La estrategia fue presionar psicológicamente a la mujer, hacerle ver que cada vez que hablaba caía en contradicciones o vaguedades incomprensibles, lo que la ponía especialmente nerviosa. El mismo viernes tuvo que ir a las dependencias de la Guardia Civil para dar explicaciones sobre aspectos poco claros de su testimonio y novedades en la investigación.

Quienes han hablado con ella estos días sostienen que pese a su cuajo -ha aparecido con el rostro de la criatura, besado y abrazado al padre en público y participado en los rastreos como una más- no parece una persona fría y calculadora. Sin embargo, el pasado 1 de marzo hacía estas declaraciones en TVE: «Esa misma mañana estuvimos desayunando y salió la conversación. La abuela y yo le dijimos: Tú si ves a un desconocido corre, eh, no te pares. Y mira por dónde, ese mismo día desapareció el niño».

Parece casi una preparación de su coartada, mientras a su alrededor se multiplicaba la angustia de su novio y la madre del niño, de toda la familia y de todo un pueblo consternado. El viernes parecía dolerse como una más en la concetración multitudinaria de Almería mientras Gabriel llevaba diez días muerto.
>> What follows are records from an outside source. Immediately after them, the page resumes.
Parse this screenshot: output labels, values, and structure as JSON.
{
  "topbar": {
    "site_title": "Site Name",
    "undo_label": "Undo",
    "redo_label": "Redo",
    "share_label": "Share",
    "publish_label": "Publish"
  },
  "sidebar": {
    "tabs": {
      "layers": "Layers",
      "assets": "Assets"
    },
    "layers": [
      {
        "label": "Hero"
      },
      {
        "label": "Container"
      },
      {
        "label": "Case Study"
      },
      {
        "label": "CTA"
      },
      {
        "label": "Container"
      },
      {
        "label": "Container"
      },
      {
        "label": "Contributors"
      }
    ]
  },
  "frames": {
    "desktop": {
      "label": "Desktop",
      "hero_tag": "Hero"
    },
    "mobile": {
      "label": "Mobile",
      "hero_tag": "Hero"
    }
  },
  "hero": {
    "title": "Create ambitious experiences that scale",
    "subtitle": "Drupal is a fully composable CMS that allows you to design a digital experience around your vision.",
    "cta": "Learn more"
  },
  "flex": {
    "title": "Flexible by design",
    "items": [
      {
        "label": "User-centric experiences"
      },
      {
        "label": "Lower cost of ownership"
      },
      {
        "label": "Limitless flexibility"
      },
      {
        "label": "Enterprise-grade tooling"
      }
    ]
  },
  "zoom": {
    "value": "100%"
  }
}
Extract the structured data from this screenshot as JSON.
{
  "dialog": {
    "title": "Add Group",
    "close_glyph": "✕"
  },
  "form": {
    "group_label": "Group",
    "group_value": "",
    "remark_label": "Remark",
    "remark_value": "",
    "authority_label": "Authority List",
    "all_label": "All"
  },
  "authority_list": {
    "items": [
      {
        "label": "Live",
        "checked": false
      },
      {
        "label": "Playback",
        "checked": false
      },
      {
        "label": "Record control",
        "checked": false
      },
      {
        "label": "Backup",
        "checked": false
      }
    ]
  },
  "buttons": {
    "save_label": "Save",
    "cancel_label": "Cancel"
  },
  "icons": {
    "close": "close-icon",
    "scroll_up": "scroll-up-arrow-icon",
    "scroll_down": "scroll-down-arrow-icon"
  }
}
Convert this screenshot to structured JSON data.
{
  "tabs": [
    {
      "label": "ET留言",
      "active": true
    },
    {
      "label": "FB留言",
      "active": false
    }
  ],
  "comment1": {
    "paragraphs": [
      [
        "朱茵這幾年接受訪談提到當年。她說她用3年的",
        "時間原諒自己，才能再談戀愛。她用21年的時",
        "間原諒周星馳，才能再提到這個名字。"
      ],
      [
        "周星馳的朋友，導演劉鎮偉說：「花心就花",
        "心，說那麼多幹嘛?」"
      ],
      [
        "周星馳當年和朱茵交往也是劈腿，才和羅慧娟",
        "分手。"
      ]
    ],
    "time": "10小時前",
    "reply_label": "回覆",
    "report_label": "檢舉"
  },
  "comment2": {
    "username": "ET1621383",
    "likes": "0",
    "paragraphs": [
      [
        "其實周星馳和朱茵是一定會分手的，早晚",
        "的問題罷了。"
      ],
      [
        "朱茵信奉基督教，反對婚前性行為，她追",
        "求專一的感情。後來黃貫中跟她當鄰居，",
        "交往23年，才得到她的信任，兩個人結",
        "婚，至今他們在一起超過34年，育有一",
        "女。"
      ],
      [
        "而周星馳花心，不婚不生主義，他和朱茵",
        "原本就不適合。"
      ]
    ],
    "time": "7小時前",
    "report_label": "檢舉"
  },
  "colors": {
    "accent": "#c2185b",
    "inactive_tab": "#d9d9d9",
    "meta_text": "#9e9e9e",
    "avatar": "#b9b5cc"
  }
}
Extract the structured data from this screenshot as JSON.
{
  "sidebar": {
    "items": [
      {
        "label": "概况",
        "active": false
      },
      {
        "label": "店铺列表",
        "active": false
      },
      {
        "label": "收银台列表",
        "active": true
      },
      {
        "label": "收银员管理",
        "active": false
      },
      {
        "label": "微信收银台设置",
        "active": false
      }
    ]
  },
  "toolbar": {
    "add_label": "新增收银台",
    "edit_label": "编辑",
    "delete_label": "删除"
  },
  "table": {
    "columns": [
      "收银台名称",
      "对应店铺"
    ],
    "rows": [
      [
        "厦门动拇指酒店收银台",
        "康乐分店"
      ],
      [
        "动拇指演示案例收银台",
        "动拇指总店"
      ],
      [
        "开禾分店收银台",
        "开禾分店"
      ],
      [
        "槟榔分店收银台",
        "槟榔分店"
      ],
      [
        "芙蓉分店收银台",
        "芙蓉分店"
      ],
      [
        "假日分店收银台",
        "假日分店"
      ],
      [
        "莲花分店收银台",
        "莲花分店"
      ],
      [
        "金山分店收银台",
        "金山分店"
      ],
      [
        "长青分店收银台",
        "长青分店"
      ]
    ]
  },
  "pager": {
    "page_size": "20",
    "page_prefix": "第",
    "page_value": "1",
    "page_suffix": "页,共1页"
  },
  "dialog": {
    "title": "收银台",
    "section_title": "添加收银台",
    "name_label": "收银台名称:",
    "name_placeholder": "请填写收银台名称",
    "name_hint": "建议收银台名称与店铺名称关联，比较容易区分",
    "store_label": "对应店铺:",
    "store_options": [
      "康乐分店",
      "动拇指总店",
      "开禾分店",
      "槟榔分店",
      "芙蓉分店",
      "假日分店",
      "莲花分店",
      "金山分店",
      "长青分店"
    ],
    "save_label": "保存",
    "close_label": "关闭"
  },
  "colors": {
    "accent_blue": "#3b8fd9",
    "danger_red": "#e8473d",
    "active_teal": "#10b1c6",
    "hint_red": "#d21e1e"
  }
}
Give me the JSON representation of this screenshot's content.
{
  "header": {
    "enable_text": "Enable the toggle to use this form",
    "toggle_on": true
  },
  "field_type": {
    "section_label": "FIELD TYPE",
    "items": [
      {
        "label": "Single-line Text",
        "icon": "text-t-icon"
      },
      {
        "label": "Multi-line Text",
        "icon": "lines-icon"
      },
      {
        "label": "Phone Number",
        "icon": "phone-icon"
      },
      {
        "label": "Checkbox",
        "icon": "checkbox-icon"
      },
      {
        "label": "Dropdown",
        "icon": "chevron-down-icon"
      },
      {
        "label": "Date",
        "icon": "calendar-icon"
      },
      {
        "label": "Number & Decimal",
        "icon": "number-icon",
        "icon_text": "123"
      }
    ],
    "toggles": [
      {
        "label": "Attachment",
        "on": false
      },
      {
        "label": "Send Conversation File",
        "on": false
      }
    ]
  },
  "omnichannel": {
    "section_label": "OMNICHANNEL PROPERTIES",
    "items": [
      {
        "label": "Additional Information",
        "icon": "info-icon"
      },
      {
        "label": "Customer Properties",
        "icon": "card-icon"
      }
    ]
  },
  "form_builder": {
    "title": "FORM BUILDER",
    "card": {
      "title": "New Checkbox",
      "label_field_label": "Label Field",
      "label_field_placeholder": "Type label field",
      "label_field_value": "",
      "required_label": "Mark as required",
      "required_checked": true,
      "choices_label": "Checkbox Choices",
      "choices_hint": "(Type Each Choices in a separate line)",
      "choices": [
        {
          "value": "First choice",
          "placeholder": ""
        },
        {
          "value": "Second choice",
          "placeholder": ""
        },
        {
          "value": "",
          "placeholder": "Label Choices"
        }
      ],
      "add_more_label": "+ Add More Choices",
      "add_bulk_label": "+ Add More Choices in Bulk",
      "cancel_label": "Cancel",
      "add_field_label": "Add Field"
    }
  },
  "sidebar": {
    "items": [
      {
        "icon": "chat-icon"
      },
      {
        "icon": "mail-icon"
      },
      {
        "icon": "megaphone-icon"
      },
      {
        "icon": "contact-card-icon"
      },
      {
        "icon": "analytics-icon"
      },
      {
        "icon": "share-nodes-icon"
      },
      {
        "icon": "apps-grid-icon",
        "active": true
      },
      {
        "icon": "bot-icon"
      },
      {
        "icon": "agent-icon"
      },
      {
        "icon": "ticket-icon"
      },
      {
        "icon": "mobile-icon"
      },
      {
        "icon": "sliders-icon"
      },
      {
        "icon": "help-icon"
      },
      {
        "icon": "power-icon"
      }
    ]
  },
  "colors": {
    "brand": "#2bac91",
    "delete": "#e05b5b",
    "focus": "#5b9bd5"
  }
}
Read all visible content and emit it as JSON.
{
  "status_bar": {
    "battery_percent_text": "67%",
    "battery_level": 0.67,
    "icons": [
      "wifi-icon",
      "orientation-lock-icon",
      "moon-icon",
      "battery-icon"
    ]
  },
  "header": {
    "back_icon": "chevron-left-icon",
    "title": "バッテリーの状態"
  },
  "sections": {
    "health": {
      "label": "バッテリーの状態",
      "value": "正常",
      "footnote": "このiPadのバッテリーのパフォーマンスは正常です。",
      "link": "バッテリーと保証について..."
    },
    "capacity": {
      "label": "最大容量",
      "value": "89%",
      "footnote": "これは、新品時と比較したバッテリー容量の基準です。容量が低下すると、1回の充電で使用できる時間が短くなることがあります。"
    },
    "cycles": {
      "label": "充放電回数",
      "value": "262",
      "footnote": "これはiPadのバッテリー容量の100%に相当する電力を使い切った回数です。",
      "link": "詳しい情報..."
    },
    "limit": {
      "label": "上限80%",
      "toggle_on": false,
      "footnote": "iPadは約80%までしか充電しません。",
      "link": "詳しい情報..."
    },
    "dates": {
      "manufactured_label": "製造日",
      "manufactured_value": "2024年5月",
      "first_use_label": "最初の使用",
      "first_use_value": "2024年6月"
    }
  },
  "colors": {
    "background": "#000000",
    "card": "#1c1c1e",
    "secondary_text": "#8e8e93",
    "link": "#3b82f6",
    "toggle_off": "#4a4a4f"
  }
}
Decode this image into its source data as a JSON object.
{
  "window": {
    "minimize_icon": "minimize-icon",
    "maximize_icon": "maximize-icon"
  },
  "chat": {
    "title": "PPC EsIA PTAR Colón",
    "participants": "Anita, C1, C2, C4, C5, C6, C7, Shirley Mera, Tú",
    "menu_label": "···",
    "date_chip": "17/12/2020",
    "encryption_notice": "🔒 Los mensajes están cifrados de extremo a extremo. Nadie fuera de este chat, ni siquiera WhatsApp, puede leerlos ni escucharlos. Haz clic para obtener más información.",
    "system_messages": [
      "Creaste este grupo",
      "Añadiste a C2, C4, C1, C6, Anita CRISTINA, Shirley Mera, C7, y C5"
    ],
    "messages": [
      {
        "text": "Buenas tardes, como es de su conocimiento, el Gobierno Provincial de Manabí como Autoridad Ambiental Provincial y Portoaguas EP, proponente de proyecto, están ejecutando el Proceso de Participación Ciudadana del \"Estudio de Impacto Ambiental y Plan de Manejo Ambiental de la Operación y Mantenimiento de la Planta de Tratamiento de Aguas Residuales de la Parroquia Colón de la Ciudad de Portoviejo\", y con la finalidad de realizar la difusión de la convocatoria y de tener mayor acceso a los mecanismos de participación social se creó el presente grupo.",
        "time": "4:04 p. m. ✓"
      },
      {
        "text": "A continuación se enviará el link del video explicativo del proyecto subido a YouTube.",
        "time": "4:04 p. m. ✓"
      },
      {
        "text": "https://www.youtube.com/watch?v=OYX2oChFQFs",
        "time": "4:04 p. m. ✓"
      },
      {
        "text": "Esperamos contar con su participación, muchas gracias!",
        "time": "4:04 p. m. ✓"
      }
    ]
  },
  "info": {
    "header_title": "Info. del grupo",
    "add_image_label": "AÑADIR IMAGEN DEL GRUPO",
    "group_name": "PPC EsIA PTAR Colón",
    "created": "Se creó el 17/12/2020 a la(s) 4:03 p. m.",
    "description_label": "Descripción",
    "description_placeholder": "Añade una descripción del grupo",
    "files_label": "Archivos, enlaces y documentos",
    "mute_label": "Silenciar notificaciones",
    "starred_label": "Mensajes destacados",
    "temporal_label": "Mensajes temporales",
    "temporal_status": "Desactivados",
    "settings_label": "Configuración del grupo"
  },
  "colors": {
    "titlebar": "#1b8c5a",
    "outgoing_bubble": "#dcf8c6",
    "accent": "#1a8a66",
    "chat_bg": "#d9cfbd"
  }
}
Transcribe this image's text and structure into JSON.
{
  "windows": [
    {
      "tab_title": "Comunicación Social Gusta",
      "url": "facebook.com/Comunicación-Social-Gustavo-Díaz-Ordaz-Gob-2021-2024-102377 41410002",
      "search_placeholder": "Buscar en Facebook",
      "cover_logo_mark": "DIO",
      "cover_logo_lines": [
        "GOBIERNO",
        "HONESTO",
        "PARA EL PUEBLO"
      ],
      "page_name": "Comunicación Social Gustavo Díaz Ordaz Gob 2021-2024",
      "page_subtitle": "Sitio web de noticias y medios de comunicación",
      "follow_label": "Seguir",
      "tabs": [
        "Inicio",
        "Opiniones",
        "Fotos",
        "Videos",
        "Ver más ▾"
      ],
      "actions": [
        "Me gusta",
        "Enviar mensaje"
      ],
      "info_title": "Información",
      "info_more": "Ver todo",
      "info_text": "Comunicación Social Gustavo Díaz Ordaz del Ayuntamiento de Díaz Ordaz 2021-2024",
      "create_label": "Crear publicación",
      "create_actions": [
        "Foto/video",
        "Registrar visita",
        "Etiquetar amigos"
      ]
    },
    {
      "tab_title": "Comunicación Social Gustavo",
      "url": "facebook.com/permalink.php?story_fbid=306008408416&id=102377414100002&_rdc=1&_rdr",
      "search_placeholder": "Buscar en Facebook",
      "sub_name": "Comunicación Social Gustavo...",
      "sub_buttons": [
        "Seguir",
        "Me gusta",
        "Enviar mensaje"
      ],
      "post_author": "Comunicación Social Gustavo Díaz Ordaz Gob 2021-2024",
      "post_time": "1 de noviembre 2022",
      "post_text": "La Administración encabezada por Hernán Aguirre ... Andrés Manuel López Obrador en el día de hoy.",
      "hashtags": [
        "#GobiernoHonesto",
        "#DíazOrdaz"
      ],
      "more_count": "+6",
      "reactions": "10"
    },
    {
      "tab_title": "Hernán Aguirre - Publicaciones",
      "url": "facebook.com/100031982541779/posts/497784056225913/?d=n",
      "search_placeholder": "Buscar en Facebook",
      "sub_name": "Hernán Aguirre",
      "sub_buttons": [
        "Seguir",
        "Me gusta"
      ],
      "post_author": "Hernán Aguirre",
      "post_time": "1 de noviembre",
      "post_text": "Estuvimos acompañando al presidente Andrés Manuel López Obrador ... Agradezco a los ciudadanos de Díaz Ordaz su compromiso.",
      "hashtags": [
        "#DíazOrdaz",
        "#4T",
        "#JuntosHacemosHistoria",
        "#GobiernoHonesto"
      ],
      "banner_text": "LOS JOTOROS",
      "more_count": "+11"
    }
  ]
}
Las dudas son muchas: cuál fue el móvil, si hubo un detonante, cómo se llevó al pequeño, cómo lo mató, si la familia sospechaba de ella. Hay que tener en cuenta que la abuela de Gabriel fue, en teoría, la última persona que lo vio con vida, exceptuando a Ana Julia. Pero la mujer estaba en la casa también, de manera que la matriarca tuvo que verla salir o darse cuenta de su ausencia. La anciana solo ha hablado con la Guardia Civil.